However, the story can also be seen as a symbol for this young boys journey from childhood to adolescence or early manhood and Lessing does this very successfully by using effective language to convey the setting and the boy's state of mind.
In the first paragraph we are introduced to this use of symbolism by 'the young English boy stopped at a turning of the path'. There are two ways the boy could go - towards the 'safe' beach that he knows so well or towards the
'Wild and rocky bay'
It shows his he is starting to grow up and move a way from the safety barrier and that he is thinking about turning off onto the path of adolescence. This is effective because, when you get to that point in your life, it feels natural to stray a little from familiar things and it is natural to wander.
When the eleven year old Jerry is allowed to go to the bay he does so eagerly but finds a mixture of pleasant and unpleasant scenes, e.g.:
'A scoop of moving bluish green fringed with white'.

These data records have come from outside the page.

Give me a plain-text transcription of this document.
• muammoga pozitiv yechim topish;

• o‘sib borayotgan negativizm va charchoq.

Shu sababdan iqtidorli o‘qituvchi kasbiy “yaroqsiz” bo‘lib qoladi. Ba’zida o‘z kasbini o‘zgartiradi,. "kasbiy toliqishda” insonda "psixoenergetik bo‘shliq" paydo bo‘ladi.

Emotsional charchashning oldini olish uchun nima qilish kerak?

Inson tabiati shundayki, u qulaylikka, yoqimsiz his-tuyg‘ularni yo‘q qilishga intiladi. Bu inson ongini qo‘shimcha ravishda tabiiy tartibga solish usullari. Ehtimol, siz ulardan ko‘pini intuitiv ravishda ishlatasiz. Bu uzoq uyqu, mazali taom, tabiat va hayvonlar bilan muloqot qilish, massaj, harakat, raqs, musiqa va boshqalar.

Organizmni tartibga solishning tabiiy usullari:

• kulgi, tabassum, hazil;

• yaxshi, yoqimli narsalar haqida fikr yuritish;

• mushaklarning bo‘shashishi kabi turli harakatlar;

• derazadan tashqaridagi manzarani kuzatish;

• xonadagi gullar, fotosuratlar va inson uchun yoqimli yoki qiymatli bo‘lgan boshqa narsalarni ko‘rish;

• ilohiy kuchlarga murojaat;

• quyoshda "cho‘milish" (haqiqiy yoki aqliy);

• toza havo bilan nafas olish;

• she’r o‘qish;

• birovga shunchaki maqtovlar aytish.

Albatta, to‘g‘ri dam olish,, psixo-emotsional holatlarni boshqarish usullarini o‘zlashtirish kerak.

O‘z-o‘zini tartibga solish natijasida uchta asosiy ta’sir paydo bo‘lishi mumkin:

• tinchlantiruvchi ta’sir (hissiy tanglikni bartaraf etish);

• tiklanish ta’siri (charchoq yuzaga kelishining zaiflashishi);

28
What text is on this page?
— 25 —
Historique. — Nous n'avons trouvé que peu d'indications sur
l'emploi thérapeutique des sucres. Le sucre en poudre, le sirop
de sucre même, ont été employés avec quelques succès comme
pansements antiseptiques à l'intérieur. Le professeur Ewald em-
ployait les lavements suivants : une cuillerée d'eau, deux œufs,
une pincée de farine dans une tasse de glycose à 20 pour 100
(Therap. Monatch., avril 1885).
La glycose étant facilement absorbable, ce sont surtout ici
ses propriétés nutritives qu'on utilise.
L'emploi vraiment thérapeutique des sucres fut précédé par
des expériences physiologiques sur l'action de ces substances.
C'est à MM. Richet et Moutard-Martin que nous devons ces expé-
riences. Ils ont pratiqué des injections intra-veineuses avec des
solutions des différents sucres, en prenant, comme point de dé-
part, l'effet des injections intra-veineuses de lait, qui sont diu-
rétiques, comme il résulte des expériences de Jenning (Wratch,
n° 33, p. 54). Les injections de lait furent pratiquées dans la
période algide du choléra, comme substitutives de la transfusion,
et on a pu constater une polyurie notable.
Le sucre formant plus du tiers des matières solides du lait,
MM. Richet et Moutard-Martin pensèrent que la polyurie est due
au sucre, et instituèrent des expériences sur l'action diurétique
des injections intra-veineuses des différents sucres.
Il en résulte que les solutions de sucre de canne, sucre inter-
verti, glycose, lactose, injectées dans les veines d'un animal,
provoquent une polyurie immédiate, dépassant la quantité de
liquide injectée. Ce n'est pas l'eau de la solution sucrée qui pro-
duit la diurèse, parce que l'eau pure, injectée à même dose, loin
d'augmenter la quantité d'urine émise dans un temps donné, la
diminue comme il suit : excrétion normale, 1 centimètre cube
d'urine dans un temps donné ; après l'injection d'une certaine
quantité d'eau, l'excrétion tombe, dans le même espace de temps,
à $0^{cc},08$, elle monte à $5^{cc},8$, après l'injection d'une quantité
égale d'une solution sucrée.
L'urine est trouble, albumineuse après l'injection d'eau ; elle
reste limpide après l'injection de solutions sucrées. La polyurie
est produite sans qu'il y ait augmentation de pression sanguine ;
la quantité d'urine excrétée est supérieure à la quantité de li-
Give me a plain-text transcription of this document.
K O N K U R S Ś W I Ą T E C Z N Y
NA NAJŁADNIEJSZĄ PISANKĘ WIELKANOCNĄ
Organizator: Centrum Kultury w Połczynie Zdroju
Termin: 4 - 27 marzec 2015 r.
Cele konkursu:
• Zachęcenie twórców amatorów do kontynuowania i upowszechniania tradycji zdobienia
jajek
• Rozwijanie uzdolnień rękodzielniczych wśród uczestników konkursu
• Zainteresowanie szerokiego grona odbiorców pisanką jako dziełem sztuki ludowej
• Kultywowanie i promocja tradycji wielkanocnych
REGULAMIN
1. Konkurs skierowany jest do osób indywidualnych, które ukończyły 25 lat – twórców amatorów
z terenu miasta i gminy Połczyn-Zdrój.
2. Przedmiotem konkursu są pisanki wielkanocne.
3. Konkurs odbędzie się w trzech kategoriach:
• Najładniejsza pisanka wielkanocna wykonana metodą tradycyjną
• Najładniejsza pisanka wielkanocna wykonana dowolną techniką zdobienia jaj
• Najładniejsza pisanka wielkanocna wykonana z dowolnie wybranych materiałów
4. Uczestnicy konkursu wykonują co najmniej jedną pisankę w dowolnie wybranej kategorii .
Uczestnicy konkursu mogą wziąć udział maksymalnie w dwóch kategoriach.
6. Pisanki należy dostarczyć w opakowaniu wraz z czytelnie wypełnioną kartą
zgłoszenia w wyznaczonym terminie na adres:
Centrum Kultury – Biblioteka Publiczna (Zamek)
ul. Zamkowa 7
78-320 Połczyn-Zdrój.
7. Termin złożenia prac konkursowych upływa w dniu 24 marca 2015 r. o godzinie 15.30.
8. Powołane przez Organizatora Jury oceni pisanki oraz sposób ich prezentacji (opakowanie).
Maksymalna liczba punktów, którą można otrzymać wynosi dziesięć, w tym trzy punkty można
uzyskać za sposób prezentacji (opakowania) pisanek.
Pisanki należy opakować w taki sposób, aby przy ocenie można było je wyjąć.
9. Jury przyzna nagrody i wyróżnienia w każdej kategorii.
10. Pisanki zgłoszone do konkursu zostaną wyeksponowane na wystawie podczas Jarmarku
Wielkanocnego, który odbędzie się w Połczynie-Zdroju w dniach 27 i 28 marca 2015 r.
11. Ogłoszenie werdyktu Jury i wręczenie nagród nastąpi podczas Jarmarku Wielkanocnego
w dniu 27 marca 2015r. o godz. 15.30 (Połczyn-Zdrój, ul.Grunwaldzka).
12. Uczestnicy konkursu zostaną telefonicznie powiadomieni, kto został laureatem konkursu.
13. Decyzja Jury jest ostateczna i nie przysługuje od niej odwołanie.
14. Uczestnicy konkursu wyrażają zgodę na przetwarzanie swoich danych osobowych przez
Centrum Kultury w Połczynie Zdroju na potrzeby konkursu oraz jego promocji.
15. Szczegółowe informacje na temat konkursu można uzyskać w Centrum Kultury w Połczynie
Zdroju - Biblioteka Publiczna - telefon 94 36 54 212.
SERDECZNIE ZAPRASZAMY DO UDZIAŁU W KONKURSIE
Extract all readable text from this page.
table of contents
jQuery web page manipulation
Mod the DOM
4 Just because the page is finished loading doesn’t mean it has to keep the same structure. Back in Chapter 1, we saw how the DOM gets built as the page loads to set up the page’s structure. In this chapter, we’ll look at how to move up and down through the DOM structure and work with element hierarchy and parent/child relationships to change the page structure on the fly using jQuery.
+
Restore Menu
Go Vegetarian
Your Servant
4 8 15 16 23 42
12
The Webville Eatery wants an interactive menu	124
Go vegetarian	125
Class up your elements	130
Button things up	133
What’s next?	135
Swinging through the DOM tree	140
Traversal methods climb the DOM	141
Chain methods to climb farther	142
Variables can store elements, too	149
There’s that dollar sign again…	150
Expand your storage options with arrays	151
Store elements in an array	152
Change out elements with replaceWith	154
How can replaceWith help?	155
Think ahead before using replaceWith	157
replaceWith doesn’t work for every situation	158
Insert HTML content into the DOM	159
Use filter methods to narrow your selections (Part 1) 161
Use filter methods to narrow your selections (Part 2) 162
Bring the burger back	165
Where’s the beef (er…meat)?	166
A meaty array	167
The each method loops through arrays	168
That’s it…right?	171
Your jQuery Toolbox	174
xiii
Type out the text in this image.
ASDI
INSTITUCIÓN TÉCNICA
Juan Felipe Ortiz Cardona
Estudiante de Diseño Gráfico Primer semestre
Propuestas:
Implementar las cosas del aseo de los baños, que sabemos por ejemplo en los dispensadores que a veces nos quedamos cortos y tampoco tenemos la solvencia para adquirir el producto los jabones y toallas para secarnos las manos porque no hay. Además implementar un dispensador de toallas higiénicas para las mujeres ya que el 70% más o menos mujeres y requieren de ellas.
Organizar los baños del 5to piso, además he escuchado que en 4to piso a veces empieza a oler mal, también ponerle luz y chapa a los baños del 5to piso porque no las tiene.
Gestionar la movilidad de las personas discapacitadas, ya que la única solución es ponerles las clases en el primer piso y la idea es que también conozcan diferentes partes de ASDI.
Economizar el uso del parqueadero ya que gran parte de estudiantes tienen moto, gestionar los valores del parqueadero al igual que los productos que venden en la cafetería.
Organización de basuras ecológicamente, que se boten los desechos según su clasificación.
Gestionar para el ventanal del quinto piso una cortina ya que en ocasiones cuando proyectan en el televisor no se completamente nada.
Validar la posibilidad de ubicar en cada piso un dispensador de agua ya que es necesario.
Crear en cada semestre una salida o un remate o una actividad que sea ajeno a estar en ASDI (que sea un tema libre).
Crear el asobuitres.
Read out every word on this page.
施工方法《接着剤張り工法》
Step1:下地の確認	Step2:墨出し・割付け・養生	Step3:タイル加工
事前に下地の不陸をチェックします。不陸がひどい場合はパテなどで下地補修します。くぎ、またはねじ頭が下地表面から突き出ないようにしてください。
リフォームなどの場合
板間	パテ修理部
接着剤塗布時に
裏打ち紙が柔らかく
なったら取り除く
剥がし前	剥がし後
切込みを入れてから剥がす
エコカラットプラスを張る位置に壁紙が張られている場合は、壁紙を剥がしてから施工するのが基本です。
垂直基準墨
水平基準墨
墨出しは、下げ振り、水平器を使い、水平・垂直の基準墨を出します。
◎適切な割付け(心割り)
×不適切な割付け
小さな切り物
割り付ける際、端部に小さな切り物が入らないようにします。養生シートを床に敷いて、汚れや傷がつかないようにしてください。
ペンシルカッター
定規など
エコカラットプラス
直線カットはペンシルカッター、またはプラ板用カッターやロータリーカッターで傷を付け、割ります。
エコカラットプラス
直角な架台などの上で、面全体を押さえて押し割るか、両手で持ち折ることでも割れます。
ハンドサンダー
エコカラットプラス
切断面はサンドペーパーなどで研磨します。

This is a beautiful image to behold but this is symbolisation, used to show that nothing, not even adolescence, is completely brilliant and:
'Rocks lay like discoloured monsters'.
This is personification and simile that would be enough to scare most children off their path and out of the water. Yet Jerry carries on.
'As he ran sliding and scraping the last few yards, he saw an edge of white surf and the shallow, luminous movement of water over white sand, and, beyond that, a solid, heavy blue.'
This gives us an image that shows the long journey he has to make to get through adolescence, but he is not ready yet to complete this task as Jerry is still a child. We can tell this as:
'He ran straight into the water and began swimming.'
The French boys on the edge of the cape are older than Jerry and different from him as they are:
'Burned smooth dark brown and speaking a language he did not understand'
And he longs to be like them as he had:
'A craving that filled his whole body'.
These boys had reached adolescence because they could swim through and reach the other end of the tunnel, but Jerry had still a way to go.
He saw his journey through the tunnel as the initiation test he had to pass to enter early manhood.
Lessing uses effective symbolic language to convey how Jerry felt as he approached this challenge and to show how difficult the transition from boyhood to adolescence is. When Jerry first sets eyes on the thing stopping him from going further in his life he thought of it as
'A black wall, looming'.
This was the barrier between his childhood and manhood, the difference between the future and the past. He knew he had to get through it to be like the boys, and he was determined to succeed. As he pushes towards his goal, Jerry, is faced by many problems, like the
'Fanged and angry boulders'
As they were an unpleasant image and the personification made it really feel like they might attack Jerry. The language used is good as it makes you think of things that might actually be fanged, such as tigers and vampires. Most of the things he faces are meant to be like the challenges that everyone has to tackle when they reach adolescence, though these are slightly different,
'The salt was so painful in his eyes'
Is just one of these problems, but there is a way of tactically getting through this as Jerry begs his mother
'I want some swimming goggles'.
What Lessing is suggesting on a symbolic level here is that, though we all face problems, there are ways of getting out of some of them. Eventually the beach where his mother stayed:
'Seemed a place for small children'.
This is because:
'It was not his beach'.
This tells us that
Since he had to return home in four days he had to make the decision to try and swim through the tunnel even though
'He was trembling with fear' and 'he was trembling with horror.'
When he 'chose the biggest stone he could carry' it suggests that in some way he was carrying his childhood, but was ready and willing to let it go if he could make his way into adolescence.
As Jerry finally makes his way through the tunnel, he sees many things that scare him but, eventually, are not as bad as he had thought, like when he
'Again thought of the octopuses, and wondered if the tunnel might be filled with weed that could tangle him.'
But the tunnel turned out not to be as bad as he had originally thought, It had pleasant things like:
'The water was jewel green' and the crack in the rock ceiling that had 'sunlight falling through'.
These images comforted Jerry and got him past the bad things like 'the sharp roof' on which he had hit his head.
When the author says 'he was at the end of what he could do' it shows that you can't go through adolescence overnight.
When Jerry finally gets to the tunnel end:
'He could see the local boys diving and playing half a mile away. He did not want them.'
Jerry did not need the big boys anymore because he was now one of them. He had come through the transition and was now a young man. When Jerry met up with his mother later she laid:
'Her hand on his warm brown shoulder.'
Which shows us he is one of the boys now, because they had been brown and now so was Jerry.
The last paragraph important as it says:
'She was ready for a battle of wills, but he gave in at once. It was no longer of the least importance to go to the bay'.
This shows that over the time at the bay, Jerry has matured and now has more important things to worry about than the bay. That part of his life is over now and he had the challenges of adolescence to face now. It also shows that Jerry's mother was ready for a tantrum, and is ready for all the arguments they will have through Jerry's teen years.
To conclude, I enjoyed this short story about an English boy's struggles to become a man as it was refreshingly different, and the effective symbolism Lessing used throughout the story engaged me and made me think about life from a completely new angle.